9 thoughts on “Overhype

  1. Tinman is right – it was way way WAY overhyped. “One of the biggest GLBT news stories of the decade”? oh c’mon! Yes, it’s news that a lesbian is in the closet and USING her most famous BIGOT grandfather as a springboard for political office; yes, she should be ashamed of herself, and called to task for it; but NO – it’s not a big story, and it will no doubt go nowhere. The congressman story, while old (he was first outed, and the story mostly ignored, 12 years ago) MIGHT have had some impact if it had been out there in time for someone to OPPOSE the guy in that race in Louisiana – now its just another story that will get no traction, as he is unopposed in his re-elction campaign. DEFINATELY OVERHYPED.

  2. My grandmother was the elected Republican township treasurer and I’m gay. How come I can’t get any headlines like that? Well, maybe I don’t need that kind of publicity.

  3. If his granddaughter were operating some S&M cabal in her grandfather’s carriage house, then yes, that might be big-news. This sure ain’t.

    Gay blogger-press: desperately seeking good journalism.

    rob@egoz.org

  4. Nope it’s always news. Gays and lesbians are anathema to the Republican party. We’re “biological errors” or “sinners” or “deviants” and there’s really supposed to be very very few of us — even if the presence of so much as one of us can’t be tolerated.

    Except for Mary Cheney, of course, but we’re not supposed to talk about that either.
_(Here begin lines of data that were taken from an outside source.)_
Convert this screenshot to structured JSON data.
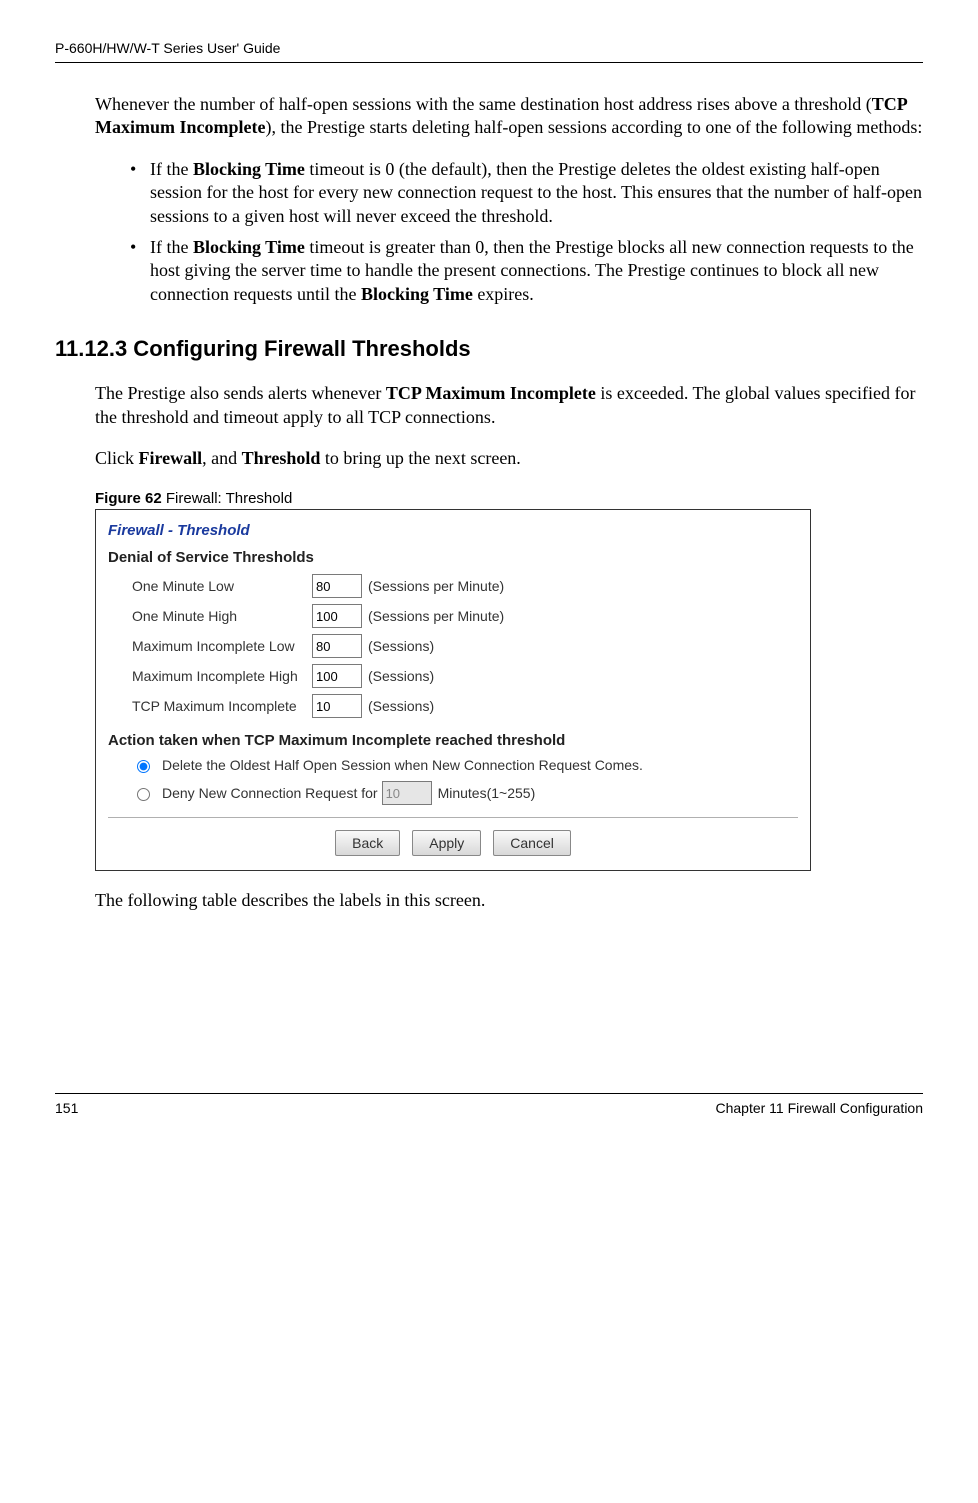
{
  "header": {
    "title": "P-660H/HW/W-T Series User' Guide"
  },
  "para1_part1": "Whenever the number of half-open sessions with the same destination host address rises above a threshold (",
  "para1_bold1": "TCP Maximum Incomplete",
  "para1_part2": "), the Prestige starts deleting half-open sessions according to one of the following methods:",
  "bullet1_p1": "If the ",
  "bullet1_b1": "Blocking Time",
  "bullet1_p2": " timeout is 0 (the default), then the Prestige deletes the oldest existing half-open session for the host for every new connection request to the host. This ensures that the number of half-open sessions to a given host will never exceed the threshold.",
  "bullet2_p1": "If the ",
  "bullet2_b1": "Blocking Time",
  "bullet2_p2": " timeout is greater than 0, then the Prestige blocks all new connection requests to the host giving the server time to handle the present connections. The Prestige continues to block all new connection requests until the ",
  "bullet2_b2": "Blocking Time",
  "bullet2_p3": " expires.",
  "section_heading": "11.12.3  Configuring Firewall Thresholds",
  "para2_p1": "The Prestige also sends alerts whenever ",
  "para2_b1": "TCP Maximum Incomplete",
  "para2_p2": " is exceeded. The global values specified for the threshold and timeout apply to all TCP connections.",
  "para3_p1": "Click ",
  "para3_b1": "Firewall",
  "para3_p2": ", and ",
  "para3_b2": "Threshold",
  "para3_p3": " to bring up the next screen.",
  "figure_label": "Figure 62",
  "figure_caption": "   Firewall: Threshold",
  "screenshot": {
    "title": "Firewall - Threshold",
    "dos_heading": "Denial of Service Thresholds",
    "rows": [
      {
        "label": "One Minute Low",
        "value": "80",
        "unit": "(Sessions per Minute)"
      },
      {
        "label": "One Minute High",
        "value": "100",
        "unit": "(Sessions per Minute)"
      },
      {
        "label": "Maximum Incomplete Low",
        "value": "80",
        "unit": "(Sessions)"
      },
      {
        "label": "Maximum Incomplete High",
        "value": "100",
        "unit": "(Sessions)"
      },
      {
        "label": "TCP Maximum Incomplete",
        "value": "10",
        "unit": "(Sessions)"
      }
    ],
    "action_heading": "Action taken when TCP Maximum Incomplete reached threshold",
    "action1": "Delete the Oldest Half Open Session when New Connection Request Comes.",
    "action2_p1": "Deny New Connection Request for ",
    "action2_value": "10",
    "action2_p2": " Minutes(1~255)",
    "buttons": {
      "back": "Back",
      "apply": "Apply",
      "cancel": "Cancel"
    }
  },
  "para4": "The following table describes the labels in this screen.",
  "footer": {
    "page": "151",
    "chapter": "Chapter 11 Firewall Configuration"
  }
}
    Well if you want to put up with the status quo, fine. Crawl back into the closet and let the rest of us run the world. We don’t need you.

  5. That’s a fascinating story. The key line: “There is indeed a press bias at work here, but it’s not homophobia, exactly.”

    Actually it IS homophobia exactly. Reluctance to deal with th truth, and the entire system that encourages such reluctance, is designed to maintain the closet. They say “privacy” when they mean secrecy. “Privacy” would presumably help you, but it’s secrecy that the system wants in order to maintain the power of the closet.

    But those days are over and McGreevey proves it.